Self-Contradictory Reasoning Evaluation and Detection (2311.09603v4)

Abstract: In a plethora of recent work, LLMs demonstrated impressive reasoning ability, but many proposed downstream reasoning tasks only focus on final answers. Two fundamental questions persist: 1) how consistent is the reasoning, and 2) can models detect unreliable reasoning? In this paper, we investigate self-contradictory (Self-Contra) reasoning, where the model reasoning does not support its answers. To answer 1), we define and assess the Self-Contra rate across three datasets and delve into finer-grained categories of Self-Contra reasoning. We find that LLMs often contradict themselves in reasoning tasks involving contextual information understanding or commonsense. The model may generate correct answers by taking shortcuts in reasoning or overlooking contextual evidence, leading to compromised reasoning. For 2), we task the state-of-the-art model GPT-4 with identifying Self-Contra reasoning and finer-grained fallacies. We find that finer-grained categories enhanced detection can improve GPT-4's ability to detect Self-Contra. However, it is only able to detect Self-Contra with a 52.2% F1 score, much lower compared to 66.7% for humans. Our results indicate that current LLMs lack the robustness necessary for reliable reasoning and we emphasize the urgent need for establishing best practices in comprehensive reasoning evaluations beyond pure performance-based metrics.

• The paper introduces Self-Contra reasoning by categorizing three distinct types where logical inconsistencies occur between reasoning and predictions.
• The study evaluates LLMs using four datasets and five prompting strategies, revealing that high accuracy may mask underlying reasoning flaws.
• The authors propose automatic detection methods and stress the importance of advanced evaluation metrics to ensure reliable reasoning in AI systems.

Overview of "Self-Contradictory Reasoning Evaluation and Detection"

The paper "Self-Contradictory Reasoning Evaluation and Detection" provides a critical analysis of reasoning quality in LLMs with a specific focus on self-contradictory (Self-Contra) reasoning. The authors question the reliability of reasoning in LLMs, especially when models produce seemingly correct answers without sound reasoning. This analysis stems from observing that high accuracy in LLM predictions does not equate to robust, reliable reasoning. The authors, therefore, embark on a systematic evaluation and detection of Self-Contra reasoning to propose improvements in reasoning assessments for LLMs.

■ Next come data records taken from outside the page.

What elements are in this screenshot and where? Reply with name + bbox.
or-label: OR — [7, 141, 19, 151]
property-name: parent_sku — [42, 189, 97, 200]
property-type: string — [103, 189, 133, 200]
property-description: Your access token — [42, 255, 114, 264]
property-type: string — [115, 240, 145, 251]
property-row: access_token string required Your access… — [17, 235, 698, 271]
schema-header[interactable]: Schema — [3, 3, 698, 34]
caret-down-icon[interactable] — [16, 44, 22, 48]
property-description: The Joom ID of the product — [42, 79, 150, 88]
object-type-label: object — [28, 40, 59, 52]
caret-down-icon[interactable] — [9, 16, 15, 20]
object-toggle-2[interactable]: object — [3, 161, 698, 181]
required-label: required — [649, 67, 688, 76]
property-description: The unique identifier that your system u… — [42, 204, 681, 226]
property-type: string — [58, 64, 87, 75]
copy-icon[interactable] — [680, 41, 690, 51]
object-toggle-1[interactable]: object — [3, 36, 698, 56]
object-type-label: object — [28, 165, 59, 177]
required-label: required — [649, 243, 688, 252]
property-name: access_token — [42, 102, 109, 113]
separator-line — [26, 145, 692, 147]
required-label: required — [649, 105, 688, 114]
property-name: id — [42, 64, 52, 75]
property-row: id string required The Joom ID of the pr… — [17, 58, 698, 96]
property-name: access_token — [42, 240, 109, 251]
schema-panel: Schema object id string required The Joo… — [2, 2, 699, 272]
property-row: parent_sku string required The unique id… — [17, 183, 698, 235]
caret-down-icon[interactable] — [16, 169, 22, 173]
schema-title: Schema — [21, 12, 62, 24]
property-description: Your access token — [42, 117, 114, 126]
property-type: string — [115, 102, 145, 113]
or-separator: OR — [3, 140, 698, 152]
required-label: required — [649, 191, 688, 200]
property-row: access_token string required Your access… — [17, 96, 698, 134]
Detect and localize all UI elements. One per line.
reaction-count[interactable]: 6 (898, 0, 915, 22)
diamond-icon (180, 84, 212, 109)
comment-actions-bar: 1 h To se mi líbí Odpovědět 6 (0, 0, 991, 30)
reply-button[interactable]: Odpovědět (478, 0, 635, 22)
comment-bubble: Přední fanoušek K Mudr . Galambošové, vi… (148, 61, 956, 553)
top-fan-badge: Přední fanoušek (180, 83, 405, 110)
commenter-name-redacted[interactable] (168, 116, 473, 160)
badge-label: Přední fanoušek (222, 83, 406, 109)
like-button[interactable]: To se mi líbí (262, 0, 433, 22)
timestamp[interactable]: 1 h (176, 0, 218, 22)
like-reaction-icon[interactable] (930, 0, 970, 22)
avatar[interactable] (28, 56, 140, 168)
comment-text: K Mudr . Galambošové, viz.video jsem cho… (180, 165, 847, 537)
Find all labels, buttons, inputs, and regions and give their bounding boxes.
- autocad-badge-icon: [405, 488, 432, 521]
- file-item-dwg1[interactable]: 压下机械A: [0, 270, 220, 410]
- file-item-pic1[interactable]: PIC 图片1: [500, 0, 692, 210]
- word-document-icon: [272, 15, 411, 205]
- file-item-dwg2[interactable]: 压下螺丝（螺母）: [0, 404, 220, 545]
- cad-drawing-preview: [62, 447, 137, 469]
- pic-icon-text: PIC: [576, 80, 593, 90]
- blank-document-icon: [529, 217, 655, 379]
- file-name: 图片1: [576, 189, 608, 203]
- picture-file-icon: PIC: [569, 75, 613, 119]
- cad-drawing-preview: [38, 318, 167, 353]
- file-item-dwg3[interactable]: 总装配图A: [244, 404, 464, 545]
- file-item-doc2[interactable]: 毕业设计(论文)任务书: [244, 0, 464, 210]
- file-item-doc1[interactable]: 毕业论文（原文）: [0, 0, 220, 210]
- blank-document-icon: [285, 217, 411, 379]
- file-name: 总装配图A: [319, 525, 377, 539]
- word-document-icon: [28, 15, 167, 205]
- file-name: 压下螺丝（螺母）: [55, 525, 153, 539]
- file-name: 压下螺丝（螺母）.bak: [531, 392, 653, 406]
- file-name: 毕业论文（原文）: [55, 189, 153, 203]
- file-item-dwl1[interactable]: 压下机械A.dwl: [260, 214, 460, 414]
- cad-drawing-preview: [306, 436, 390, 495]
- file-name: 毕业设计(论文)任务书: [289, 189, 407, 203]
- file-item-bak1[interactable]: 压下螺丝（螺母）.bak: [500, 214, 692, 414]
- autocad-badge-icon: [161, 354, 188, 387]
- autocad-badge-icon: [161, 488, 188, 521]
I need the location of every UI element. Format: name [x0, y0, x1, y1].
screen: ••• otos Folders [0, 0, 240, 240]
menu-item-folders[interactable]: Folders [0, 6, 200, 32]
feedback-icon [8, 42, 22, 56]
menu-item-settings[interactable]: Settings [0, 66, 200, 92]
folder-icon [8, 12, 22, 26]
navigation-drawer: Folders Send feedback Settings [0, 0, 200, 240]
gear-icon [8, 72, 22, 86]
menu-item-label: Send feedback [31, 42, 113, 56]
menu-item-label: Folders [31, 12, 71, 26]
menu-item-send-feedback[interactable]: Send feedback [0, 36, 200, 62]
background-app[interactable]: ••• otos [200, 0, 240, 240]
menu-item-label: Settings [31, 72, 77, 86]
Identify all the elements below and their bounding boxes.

Key Insights and Novel Definitions

The authors introduce the concept of Self-Contradictory reasoning, defining three distinct categories: Type1, where correct reasoning leads to an incorrect prediction; Type2, where incorrect reasoning results in a correct prediction; and Type3, where reasoning is inherently self-contradictory. This categorization unveils a critical disjunction between prediction accuracy and reasoning fidelity in LLMs, particularly when models leverage spurious correlations or shortcuts to arrive at answers.

Experimental Evaluation

The paper conducts an evaluative paper across four datasets—WinoBias, WinoGrande, HotPotQA, and CommonSenseQA—applying five distinct prompting strategies, including zero-shot and few-shot promptings. Results from these evaluations reveal that a higher model accuracy often conceals underlying Self-Contra tendencies. The datasets encompass challenges such as social biases and commonsense reasoning, which amplify Self-Contra behaviors in models, especially during zero-shot evaluations.

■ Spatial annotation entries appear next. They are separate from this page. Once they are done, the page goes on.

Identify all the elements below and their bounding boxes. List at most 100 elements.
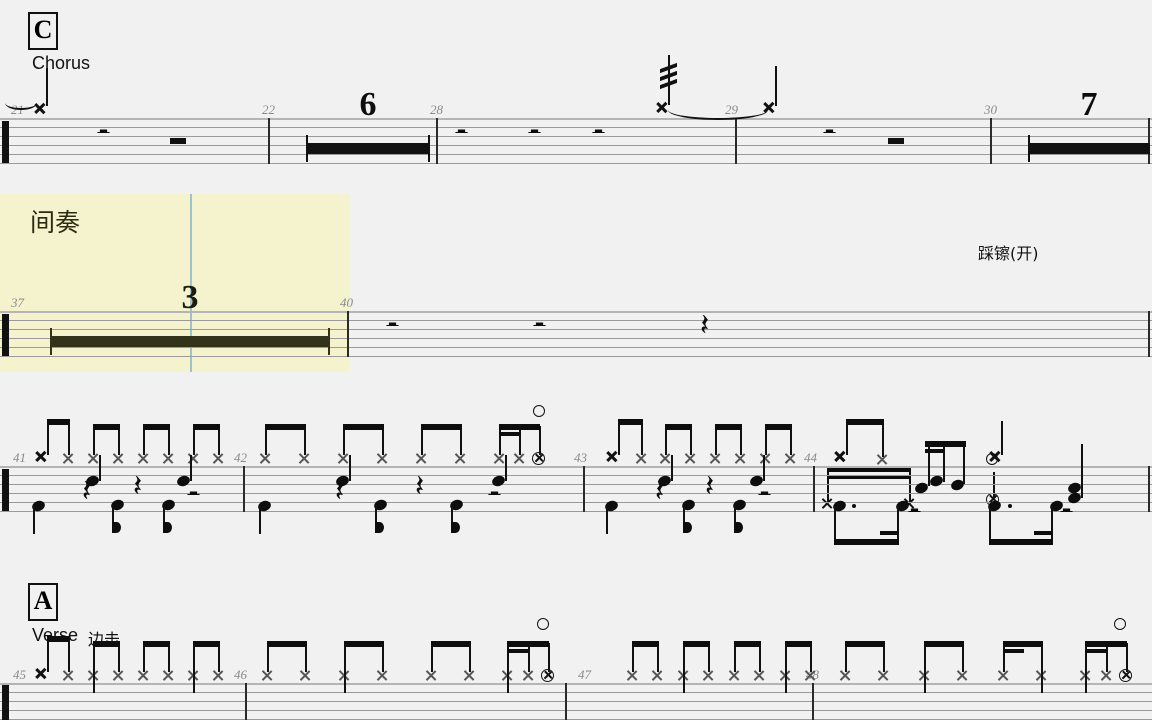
note-stem [618,421,620,455]
note-stem [1081,444,1083,498]
quarter-rest[interactable]: 𝄼 [528,117,541,151]
barline[interactable] [436,118,438,164]
crash-cymbal-notehead[interactable] [34,667,47,680]
system-2[interactable]: 间奏 踩镲(开) 37 40 3 𝄼 𝄼 𝄽 [0,185,1152,506]
quarter-rest[interactable]: 𝄼 [455,117,468,151]
beam [924,641,964,647]
system-4[interactable]: A Verse 边击 45 46 47 48 [0,575,1152,720]
system-3[interactable]: 41 42 43 44 𝄽 𝄽 𝄼 𝄽 𝄽 𝄼 𝄽 𝄽 𝄼 𝄼 𝄼 [0,400,1152,570]
note-stem [499,426,501,455]
barline[interactable] [268,118,270,164]
note-stem [460,426,462,455]
note-stem [431,643,433,672]
note-stem [193,426,195,455]
measure-number: 47 [578,667,591,682]
crash-cymbal-notehead[interactable] [34,450,47,463]
note-stem [349,455,351,481]
note-stem [33,506,35,534]
eighth-rest[interactable]: 𝄽 [700,311,709,341]
tom-notehead[interactable] [928,474,945,488]
score-canvas[interactable]: C Chorus 21 22 28 29 30 𝄼 6 𝄼 𝄼 𝄼 𝄼 7 间奏… [0,0,1152,720]
barline[interactable] [347,311,349,357]
multi-measure-rest-3[interactable]: 3 [50,279,330,361]
rehearsal-mark-c[interactable]: C [28,12,58,50]
beam [1085,649,1107,653]
eighth-rest[interactable]: 𝄽 [705,472,714,502]
barline[interactable] [565,683,567,720]
note-stem [632,643,634,672]
note-stem [962,643,964,672]
beam [1034,531,1053,535]
note-stem [168,643,170,672]
augmentation-dot [852,504,856,508]
barline[interactable] [243,466,245,512]
multi-measure-rest-7[interactable]: 7 [1028,86,1150,168]
barline[interactable] [1148,466,1150,512]
note-stem [304,426,306,455]
note-stem [708,643,710,672]
barline[interactable] [735,118,737,164]
eighth-rest[interactable]: 𝄽 [133,472,142,502]
rehearsal-mark-a[interactable]: A [28,583,58,621]
note-stem [734,643,736,672]
quarter-rest[interactable]: 𝄼 [386,310,399,344]
note-stem [963,444,965,484]
note-stem [168,426,170,455]
beam [421,424,462,430]
note-stem [548,643,550,672]
note-stem [46,68,48,106]
barline[interactable] [1148,311,1150,357]
note-stem [218,426,220,455]
measure-number: 28 [430,102,443,117]
crash-cymbal-notehead[interactable] [762,101,775,114]
quarter-rest[interactable]: 𝄼 [1060,496,1073,530]
half-rest[interactable] [170,138,186,144]
crash-cymbal-notehead[interactable] [988,450,1001,463]
barline[interactable] [583,466,585,512]
measure-number: 46 [234,667,247,682]
note-stem [1003,643,1005,672]
quarter-rest[interactable]: 𝄼 [533,310,546,344]
barline[interactable] [990,118,992,164]
multi-rest-bar [1028,143,1150,154]
start-barline [2,314,9,356]
note-stem [846,421,848,455]
beam [1003,649,1024,653]
staff-line [0,692,1152,693]
note-stem [1001,421,1003,455]
beam [618,419,643,425]
quarter-rest[interactable]: 𝄼 [97,117,110,151]
note-stem [763,455,765,481]
multi-measure-rest-6[interactable]: 6 [306,86,430,168]
barline[interactable] [812,683,814,720]
eighth-rest[interactable]: 𝄽 [415,472,424,502]
note-stem [421,426,423,455]
quarter-rest[interactable]: 𝄼 [823,117,836,151]
quarter-rest[interactable]: 𝄼 [592,117,605,151]
system-1[interactable]: C Chorus 21 22 28 29 30 𝄼 6 𝄼 𝄼 𝄼 𝄼 7 [0,0,1152,185]
measure-number: 40 [340,295,353,310]
barline[interactable] [813,466,815,512]
half-rest[interactable] [888,138,904,144]
staff-line [0,701,1152,702]
quarter-rest[interactable]: 𝄼 [187,479,200,513]
beam [343,424,384,430]
multi-rest-cap [428,135,430,162]
barline[interactable] [245,683,247,720]
note-stem [344,643,346,693]
start-barline [2,121,9,163]
crash-cymbal-notehead[interactable] [833,450,846,463]
note-stem [1106,643,1108,672]
section-label-chorus: Chorus [32,53,91,73]
open-hihat-symbol [537,618,549,630]
multi-rest-count: 7 [1080,86,1098,123]
note-stem [382,643,384,672]
staff-line [0,163,1152,164]
crash-cymbal-notehead[interactable] [605,450,618,463]
cymbal-roll-notehead[interactable] [655,101,668,114]
note-stem [539,426,541,455]
multi-rest-bar [306,143,430,154]
quarter-rest[interactable]: 𝄼 [908,496,921,530]
staff-line [0,710,1152,711]
beam [1003,641,1043,647]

Analysis of Self-Contra Categories

To gain a comprehensive understanding of Self-Contra reasoning, the authors explore finer-grained categories that describe specific logical fallacies or reasoning errors. They identify issues such as "evidence missing" and "incomplete reasoning" under correct reasoning scenarios, while "questionable cause" and "begging the question" emerge as prevalent issues under incorrect reasoning contexts. The results indicate that, even with improved prompting methods, models struggle to maintain a logical consistency between reasoning and predictions.

Automatic Detection and Evaluation

The paper advances Self-Contra evaluation by proposing automatic detection methodologies, including binary classification and finer-grained fault detection using GPT-4. Although state-of-the-art, GPT-4 did not match human performance in identifying Self-Contra reasoning. This points to a significant challenge in model capability, as models fail to reliably detect their own logical inconsistencies, highlighting a gap between human and artificial cognition in understanding nuanced and self-contradictory reasoning.

Implications and Future Directions

This paper provides actionable insights into the robustness of LLM reasoning processes, emphasizing the importance of evaluation metrics beyond traditional accuracy. The authors propose a new task of Self-Contra reasoning detection, urging the research community to explore the interpretability and trustworthiness of reasoning in AI systems. Future research could investigate effective fine-tuning strategies or architecture modifications aimed at minimizing or mitigating self-contradictory reasoning patterns.

In conclusion, the paper cautions against over-reliance on LLMs for reasoning tasks, urging researchers to address reasoning fidelity as a cornerstone for building reliable, trustworthy LLMs. This work sets the stage for future explorations that not only improve model performance metrics but also ensure that these models engage in credible and coherent reasoning practices.